The Minnesota Nurses Association made the announcement Thursday morning that its member nurses would strike for three days, starting Monday, Sept. 12, at 7 a.m. If the strike occurs, officials say it would be the largest private sector nursing strike in U.S. history.
“They need to see it as the crisis that it is,” said Mary Turner, president of the Minnesota Nurses Association and an ICU nurse at North Memorial Health Hospital. “We’ve said over and over that this isn’t something we do lightly, but we’re not going to just sit back and do nothing. We can’t.”
Turner says that more than 40 percent of nurses at North Memorial Health have left since the onset of the pandemic.

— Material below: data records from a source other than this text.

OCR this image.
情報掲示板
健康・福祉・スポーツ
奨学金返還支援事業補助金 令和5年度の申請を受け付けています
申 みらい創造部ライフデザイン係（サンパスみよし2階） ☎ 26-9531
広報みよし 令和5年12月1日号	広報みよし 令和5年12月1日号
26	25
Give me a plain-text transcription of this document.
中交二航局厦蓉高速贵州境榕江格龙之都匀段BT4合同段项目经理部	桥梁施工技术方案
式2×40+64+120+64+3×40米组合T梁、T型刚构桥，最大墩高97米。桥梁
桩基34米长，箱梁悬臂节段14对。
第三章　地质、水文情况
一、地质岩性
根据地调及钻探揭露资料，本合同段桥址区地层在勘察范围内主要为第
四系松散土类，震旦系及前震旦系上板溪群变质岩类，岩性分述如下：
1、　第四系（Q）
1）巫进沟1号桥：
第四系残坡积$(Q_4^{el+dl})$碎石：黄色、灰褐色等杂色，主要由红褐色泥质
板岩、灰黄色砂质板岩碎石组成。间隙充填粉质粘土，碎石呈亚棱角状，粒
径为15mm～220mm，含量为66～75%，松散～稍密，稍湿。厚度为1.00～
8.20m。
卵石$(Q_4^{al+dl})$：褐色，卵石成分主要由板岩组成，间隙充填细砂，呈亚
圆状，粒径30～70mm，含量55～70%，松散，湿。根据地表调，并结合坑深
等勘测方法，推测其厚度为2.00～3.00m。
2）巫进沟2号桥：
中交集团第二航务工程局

Nurses in the metro have negotiated with hospital executives for more than five months, but the two sides remain far apart on issues such as wage increases and staffing levels.
The nurses’ union hopes that the next 10 days will bring about some type of resolution.
“This is a somber day,” Turner said. “If you think we’re ‘yay,’ this is a ‘yip, yip’ for us, it’s not, okay. We are devastated that we have to go to these extremes.”
Meanwhile, the hospital groups issued this joint statement Thursday morning after the union’s announcement:
Statement of Twin Cities Hospitals Group Regarding Nurses’ Union Intent to Strike
We are disappointed the nurses’ union today has rushed into an intent to strike notification and refuses to exhaust all available means to avoid potential disruption to patient care including our repeated offers of an outside mediator. Mediation was successfully used in previous contract talks and we believe it represents a practical way to bring focus and clarity to the negotiations. We encourage the nurses’ union and its supporters to focus on the pathways we’ve successfully used in the past.
We understand the past two years have been hard on everyone in health care. Our care teams all worked exceptionally hard to care for patients and care for each other. Today, our non-profit hospitals continue to recover financially from the COVID-19 pandemic and the changes the pandemic brought to the workforce and our community. Despite the financial challenges to our hospitals, we are proud to have offered our nurses the largest wage increases in 15 years while agreeing to keep nurses’ benefits unchanged for the life of the contract. The nurses’ union continued demands for wage increases of more than 30 percent remain unreasonable, unrealistic and unaffordable.
It is important for the public to note: our hospitals are open and will remain open to serve the community. We will continue our efforts at the negotiating table to reach reasonable agreements and avoid any actions that would interrupt patient care. We assume the union will do the same. We remain committed to serving our community and keeping our focus on the patients we serve.